The starting points for SanToriaBay are both autobiographical and spiritual narratives of longing and loss, oriented along the seashore. My own journey of emigration and transformation echoes the relentless movement of tidal water and sand, always in flux, eternally ebbing and flowing in response to the pull of the moon. 

Having lived at the tip of Africa, the edge of Canada and the coast of California, I feel most at home next to large bodies of water. I associate very strongly with the mythical selkie (seal-woman) of my Irish heritage and often fantasize that my mother carried seawater in her womb. I find deep comfort in this liminal zone where, “ … the past is momentarily negated, suspended and the future has not yet begun, an instant of pure potentiality when everything, as it were, trembles in the balance. ” (Victor Turner, 1982)Wandering along the shore of SanToriaBay, part memory and part make-believe, I experience multiple realities.
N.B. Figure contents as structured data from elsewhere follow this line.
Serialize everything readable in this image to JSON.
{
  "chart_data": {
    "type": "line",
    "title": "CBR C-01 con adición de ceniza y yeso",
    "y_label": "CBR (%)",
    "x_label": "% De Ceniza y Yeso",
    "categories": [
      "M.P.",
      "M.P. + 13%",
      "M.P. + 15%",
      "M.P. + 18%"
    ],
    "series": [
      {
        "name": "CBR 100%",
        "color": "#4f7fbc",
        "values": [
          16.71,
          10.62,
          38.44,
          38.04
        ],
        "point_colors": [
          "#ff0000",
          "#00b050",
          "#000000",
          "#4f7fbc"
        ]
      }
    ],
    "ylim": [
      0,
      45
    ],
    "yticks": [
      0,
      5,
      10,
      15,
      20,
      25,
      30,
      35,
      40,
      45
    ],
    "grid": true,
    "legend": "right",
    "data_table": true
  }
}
Sometimes the tide is out and I feel grounded and at peace as my feet sink into the endless, quiet, monochromatic sand. At other times I am feverish with worry, stranded between low and high tides, fearfully anticipating what is to come. When the tide is in, I experience tumultuous joy and giddy passion. I can almost feel invisible eddies of foam swirling between my toes.  However, the longing and loss return as the moon starts to pull the water away. I feel vulnerable and exposed, a crab on the shore without a shell, fearing a return to placeless-ness.

I am left to wonder, can my memories, make-believe and the threads that bind them, together deliver the liminal promise of SanToriaBay?  And what is the threshold I am trembling upon?